Daraus sollen laut Nato 300.000 Beiträge in den sozialen Medien hervorgegangen sein, die mehr als neun Millionen junge Menschen erreichten. Die Nato sponsort Künstler, veranstaltete im letzten Jahr ein großes Nato-Gaming-Turnier, fördert Ausstellungen und diverse Kunstaktionen.

It's the Nato economy, stupid!

Und dann ist da noch die ökonomische Seite. Die europäische Wirtschaft wird zunehmend militarisiert. Viele Arbeiterinnen und Gewerkschafter haben gute Jobs in der Rüstungsindustrie. Das wirkt wie eine implizite Kritikbremse.

Zudem braucht der Koloss Nato für seine Aktivitäten Firmen, die zuliefern, von Konferenzequipment über medizinische Güter bis hin zu Moskitonetzen – und sichert damit das Überleben von Betrieben.

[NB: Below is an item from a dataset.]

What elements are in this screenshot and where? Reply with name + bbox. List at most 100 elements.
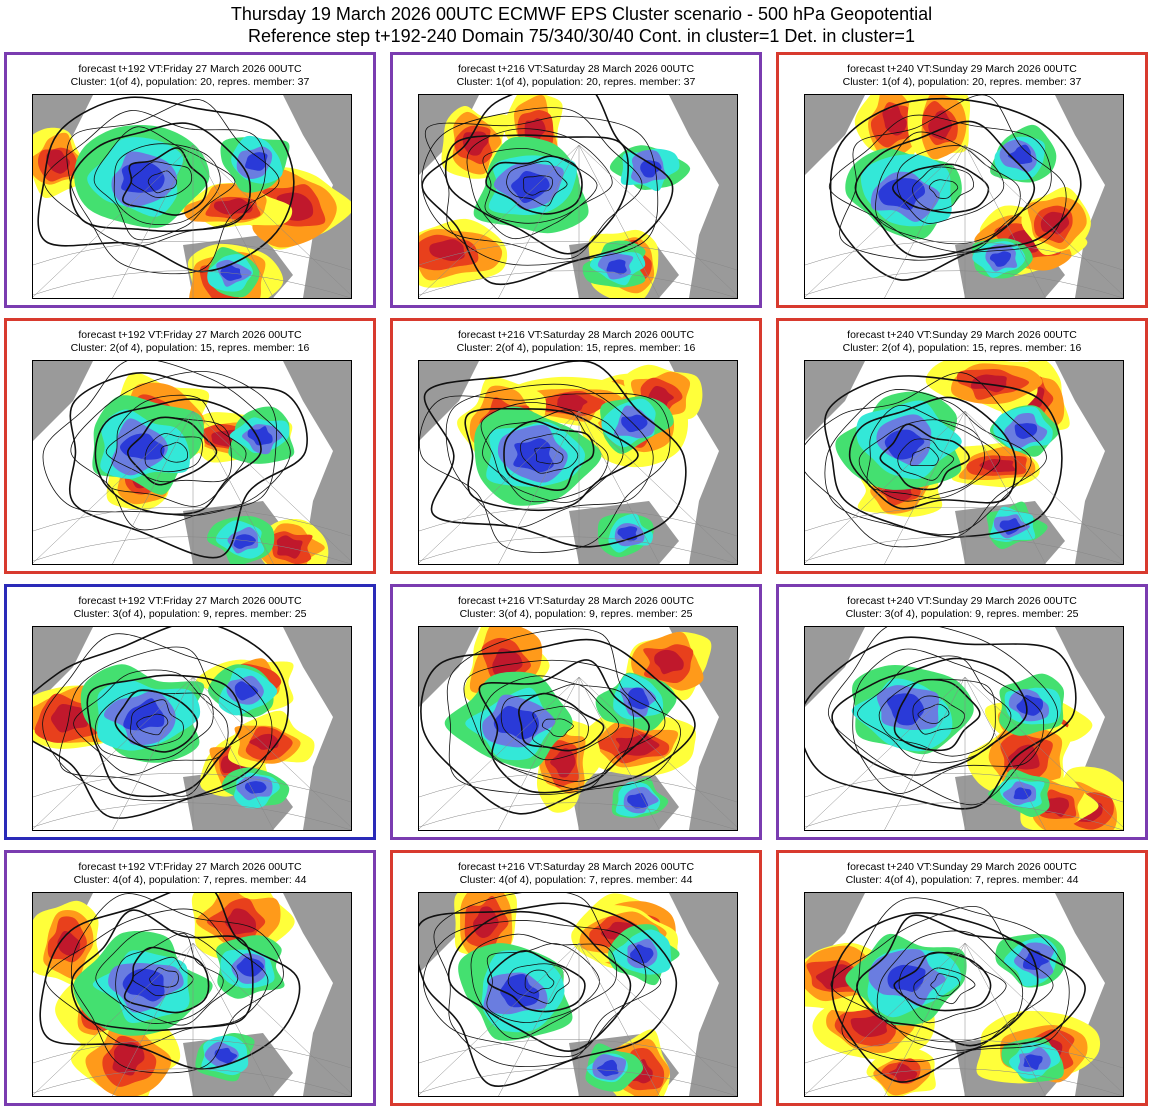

Obwohl es sich bei den größten Ausgaben um die von Waffen handelt, also für Unternehmen, die oft das wirtschaftliche Aushängeschild ihrer Gemeinden sind, profitieren auch kleinere Firmen – was wiederum die Einstellung von Bürgern und die von ihnen gewählten Vertreter beeinflussen kann.

Der Nato-Sympathie-Effekt

Dass es also derart viel Vertrauen in das Militärbündnis Nato in Europa gibt, Sicherheit zu schaffen – trotz der oft tödlichen Bilanz –, und so wenig kritische Debatte rund um das Militärbündnis existiert, ist sicherlich nicht allein mit dem Geflecht von institutionellen Kooperationen, geschickter PR und Meinungspflege, Politiker- und Journalistenbetreuung sowie dem enormen Ausstoß von Demokratie- und Menschenrechtsbotschaften durch die Nato zu erklären.

Aber dass diese tief verwurzelte, seit Jahrzehnten gewachsene Nato-Sympathie-Industrie Wirkungen hat auf die öffentliche Meinung, auf das, was Menschen über die Aktivitäten und die Ausrichtung der Nato denken, kann nicht ernsthaft bezweifelt werden.

Wie weitgehend die Effekte sind, darüber kann man sich sicherlich streiten.